You som will assign a node to each circle. Each circle has approximatly as many +1 as -1 samples, so you assign the labels to the circles more or less randomly. If you classfy new test data, you will have chance performance. This is even true if you had infinitely many training data.
Every sensible classifier will have zero error on this dataset with just a few examples, as the decision surface is linear without noise.
Not to mention that the basic function of SOM modifies the weight of the Neuron as well as the weights of it's neighbors (hence creating a map). SOM was first created to MAP and N dimensional topology to a 2D map and is more useful as a feature reduction technique than as a classification technique. What you are suggesting, associating with one label, then modify the weights sounds a lot like an incremental k-means, where your centroid is defined by the weights of the neuron. So your approach is a non supervised method. (also called clustering).
Leon, the other feature methods, like PCA, generates a reduced feature space by choosing some most important features accoding to some pre-exisint rules. For instance, we can 100 points and each with 10 features. PCA lets us choose the first 6 features, so we have 1006 matrix right now. How to understand the feature reduction utility of SOM in accordance to this example. We orginially have 100 data points, and SOM have 22 grid. So we transfer a 10010 matrix into 4100 matrix after SOM trainning. Then what are the new features in the newly built SOM space?
I think that your method of using assigning to each cell the most assigned label is the correct way of using unsupervised algorithms for supervised tasks. However, the problem, as pointed out by others, is that there are algorithms specifically designed for supervised learning that are going to be significantly better than SOM (or any unsupervised method).
If you are going for simple, start with a basic distance based classifier. Get the centre point of each class (i.e. the mean of all -1 labels and the mean of all +1 labels) and assign each dataset to the nearest centre point.

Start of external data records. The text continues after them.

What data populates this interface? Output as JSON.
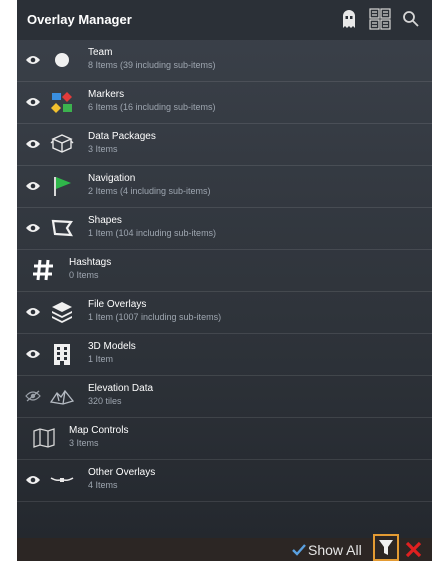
{
  "app": {
    "title": "Overlay Manager"
  },
  "colors": {
    "accent": "#e49b33",
    "close": "#e02020",
    "green": "#2fb64a",
    "check": "#5aa0e0"
  },
  "toolbar": {
    "icons": [
      "ghost-icon",
      "grid-view-icon",
      "search-icon"
    ]
  },
  "items": [
    {
      "name": "Team",
      "sub": "8 Items (39 including sub-items)"
    },
    {
      "name": "Markers",
      "sub": "6 Items (16 including sub-items)"
    },
    {
      "name": "Data Packages",
      "sub": "3 Items"
    },
    {
      "name": "Navigation",
      "sub": "2 Items (4 including sub-items)"
    },
    {
      "name": "Shapes",
      "sub": "1 Item (104 including sub-items)"
    },
    {
      "name": "Hashtags",
      "sub": "0 Items"
    },
    {
      "name": "File Overlays",
      "sub": "1 Item (1007 including sub-items)"
    },
    {
      "name": "3D Models",
      "sub": "1 Item"
    },
    {
      "name": "Elevation Data",
      "sub": "320 tiles"
    },
    {
      "name": "Map Controls",
      "sub": "3 Items"
    },
    {
      "name": "Other Overlays",
      "sub": "4 Items"
    }
  ],
  "bottom": {
    "show_all_label": "Show All",
    "show_all_checked": true
  }
}
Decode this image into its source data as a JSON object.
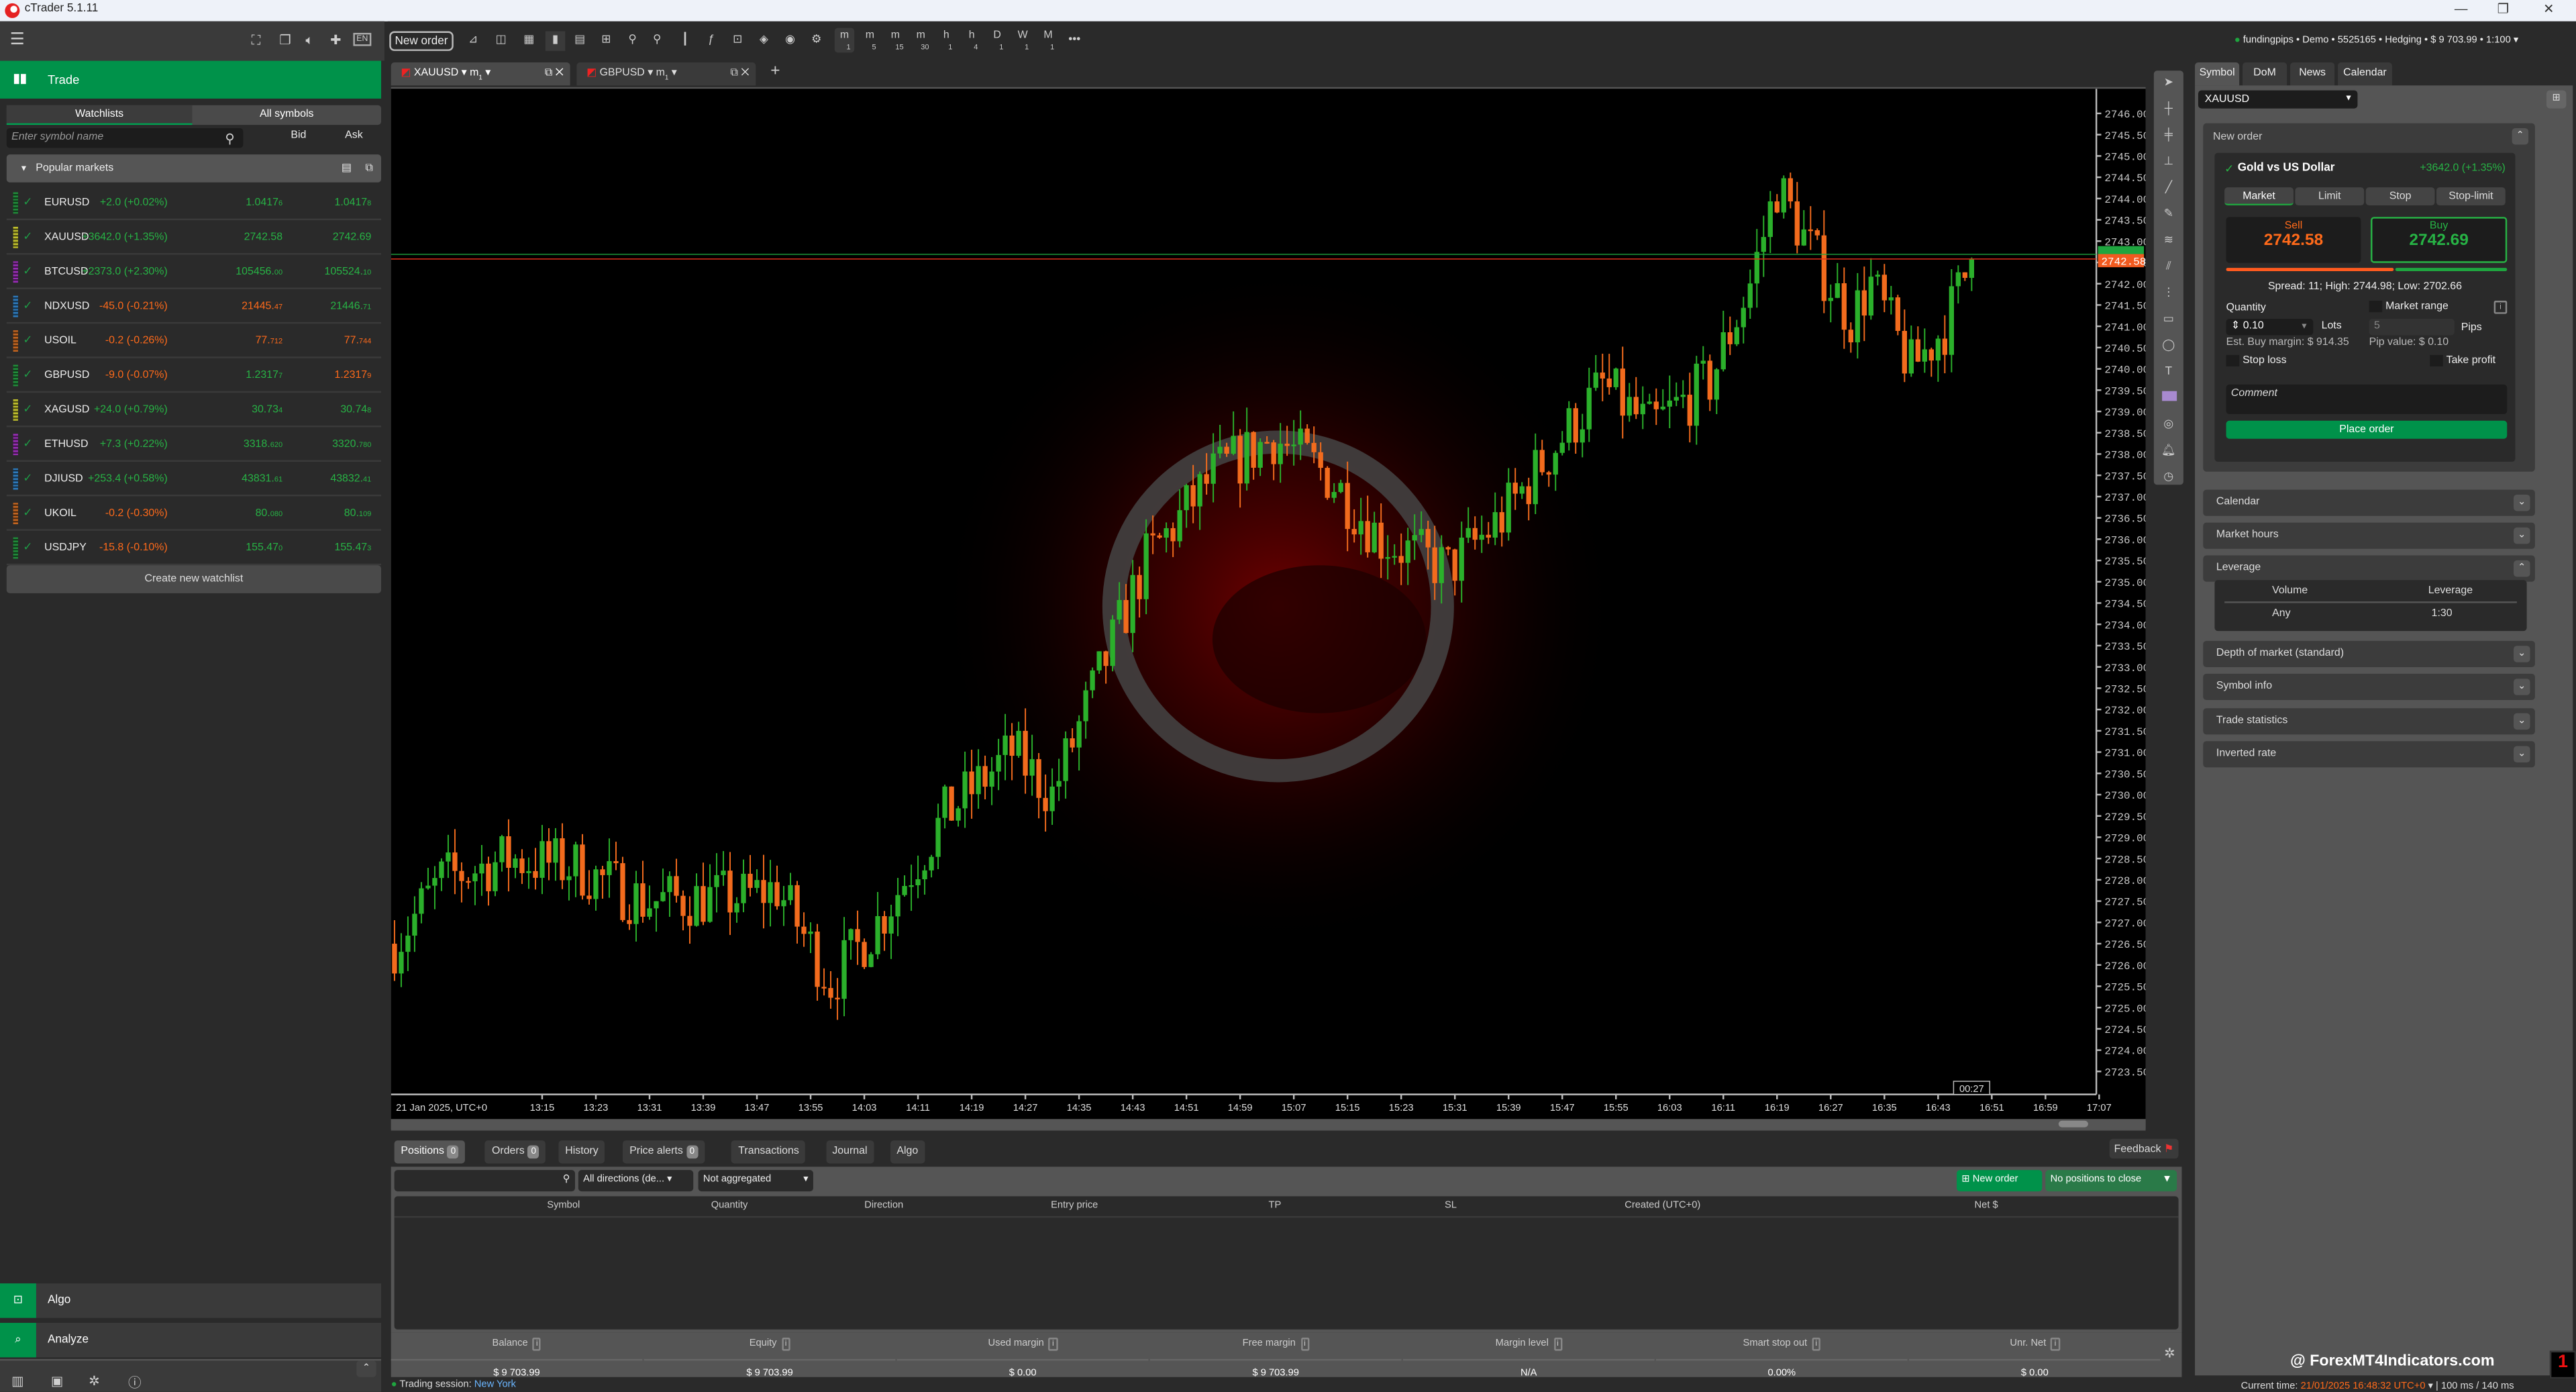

For comprable complexity to SOM, try a basic feed forward neural network.
You are confusing the main concept of PCA. PCA does not select some features, instead it does a projection of features over a candidate vector, which also happens to maintain the covariance. To correctly use SOM to reduce features, you have to see the effects of the different weights in the U Matrix, that way you can see how correlated are certain features with each other.
@Leon, can you elaborate more on the feature reduction properties of SOM? U Matrix stores the distance between different points in the SOM space. For instance, we have 4 cells on a two-dimensional space. Then U matrix stores the distances of these 4 neurons. However, I am not clear about how to connect this fact with feature reduction? Or in specific, what can be treated as the reduced features.